Identical hand-cranked generators can be used to show that a generator can function as a motor and vice versa. If mechanical energy is put into the one of the devices by turning the crank, electrical energy can be produced. If that electrical energy in the form of voltage is applied to the other, then mechanical energy can be produced (motor action).
In the video below, the crank of one of the devices is turned to put in mechanical energy, resulting in electrical energy at the output. The handle of the other device is turned because electrical input is operating it as a motor. The last segment of the film lines up the handles of the devices and then turns the generator 1 turn. You can observe that the handle of the "motor" turns about 60% of a turn, indicating an efficiency of about 60% for the generator/motor exchange. But that is almost twice the efficiency of the electric generation system of the U.S., which yields electricity at about 33% efficiency! The reason is that this generator/motor pair does not have to go through the "thermal bottleneck" imposed by the second law of thermodynamics on the common electrical generation plants which operate as heat engines.

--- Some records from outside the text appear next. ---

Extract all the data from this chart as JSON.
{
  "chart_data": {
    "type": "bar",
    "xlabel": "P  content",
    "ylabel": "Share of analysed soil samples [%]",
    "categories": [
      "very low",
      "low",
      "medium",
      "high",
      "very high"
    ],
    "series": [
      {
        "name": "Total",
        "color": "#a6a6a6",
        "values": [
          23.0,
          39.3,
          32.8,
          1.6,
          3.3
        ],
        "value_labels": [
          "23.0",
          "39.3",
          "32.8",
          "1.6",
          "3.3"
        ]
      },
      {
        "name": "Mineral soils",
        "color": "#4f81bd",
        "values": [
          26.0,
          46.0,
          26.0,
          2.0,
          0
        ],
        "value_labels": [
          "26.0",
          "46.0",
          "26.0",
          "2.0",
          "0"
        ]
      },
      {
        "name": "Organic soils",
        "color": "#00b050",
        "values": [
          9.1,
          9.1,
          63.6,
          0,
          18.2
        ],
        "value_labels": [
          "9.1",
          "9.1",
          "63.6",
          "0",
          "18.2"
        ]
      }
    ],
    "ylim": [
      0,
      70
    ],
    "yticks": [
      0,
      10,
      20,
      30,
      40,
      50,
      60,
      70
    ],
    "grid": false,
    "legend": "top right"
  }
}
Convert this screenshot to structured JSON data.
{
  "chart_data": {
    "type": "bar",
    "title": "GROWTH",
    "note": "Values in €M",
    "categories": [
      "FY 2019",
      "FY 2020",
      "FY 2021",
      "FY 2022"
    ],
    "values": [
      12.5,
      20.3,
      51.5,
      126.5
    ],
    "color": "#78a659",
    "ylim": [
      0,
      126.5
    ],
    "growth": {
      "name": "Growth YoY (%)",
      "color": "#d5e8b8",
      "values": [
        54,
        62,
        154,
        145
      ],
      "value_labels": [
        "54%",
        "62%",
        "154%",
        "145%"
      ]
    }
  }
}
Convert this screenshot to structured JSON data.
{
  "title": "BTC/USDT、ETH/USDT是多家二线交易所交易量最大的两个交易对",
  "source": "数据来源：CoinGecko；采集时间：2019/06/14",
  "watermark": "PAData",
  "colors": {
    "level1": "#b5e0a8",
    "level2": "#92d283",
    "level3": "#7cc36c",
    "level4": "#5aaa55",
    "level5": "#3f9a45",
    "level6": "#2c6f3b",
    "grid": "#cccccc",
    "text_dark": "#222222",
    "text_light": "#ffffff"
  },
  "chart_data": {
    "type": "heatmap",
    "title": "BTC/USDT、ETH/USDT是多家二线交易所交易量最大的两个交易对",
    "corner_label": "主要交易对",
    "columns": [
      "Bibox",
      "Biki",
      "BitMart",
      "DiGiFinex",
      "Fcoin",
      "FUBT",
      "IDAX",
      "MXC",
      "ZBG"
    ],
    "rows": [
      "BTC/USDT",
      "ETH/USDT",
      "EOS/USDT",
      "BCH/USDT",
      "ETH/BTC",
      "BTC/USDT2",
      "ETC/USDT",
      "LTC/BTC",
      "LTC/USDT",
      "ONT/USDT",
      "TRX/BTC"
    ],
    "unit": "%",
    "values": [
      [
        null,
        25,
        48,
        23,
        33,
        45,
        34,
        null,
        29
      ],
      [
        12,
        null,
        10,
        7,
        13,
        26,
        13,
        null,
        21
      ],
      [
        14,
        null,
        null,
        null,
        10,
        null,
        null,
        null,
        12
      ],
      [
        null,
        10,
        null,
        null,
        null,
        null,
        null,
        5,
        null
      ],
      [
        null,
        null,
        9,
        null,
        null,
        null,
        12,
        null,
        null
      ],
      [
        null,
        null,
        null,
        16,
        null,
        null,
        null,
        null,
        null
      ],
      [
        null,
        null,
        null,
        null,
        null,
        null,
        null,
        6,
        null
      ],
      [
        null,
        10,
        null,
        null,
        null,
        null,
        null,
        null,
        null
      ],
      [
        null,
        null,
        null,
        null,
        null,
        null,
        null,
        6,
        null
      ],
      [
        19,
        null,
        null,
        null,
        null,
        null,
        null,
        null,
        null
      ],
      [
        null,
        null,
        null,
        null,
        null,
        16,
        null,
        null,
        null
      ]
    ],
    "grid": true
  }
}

The high efficiency of the transfer of energy from a generator to a motor finds widespread application in the operation of diesel-electric locomotives. It is difficult to mechanically transfer energy from the powerful diesel engines to the wheels of the locomotive which have low-friction metal-to-metal contact with the steel rails. So the power of the diesel engines is used to run a generator, and the generated electric power is used to operate electric traction motors to drive the wheels. The generated electric power can be very slowly and smoothly transferred to the wheels by the electric motors which drive the axles. You don't "pop the clutch" on a big locomotive with steel-on-steel wheels! You would just sit and spin the wheels until you melted the rails.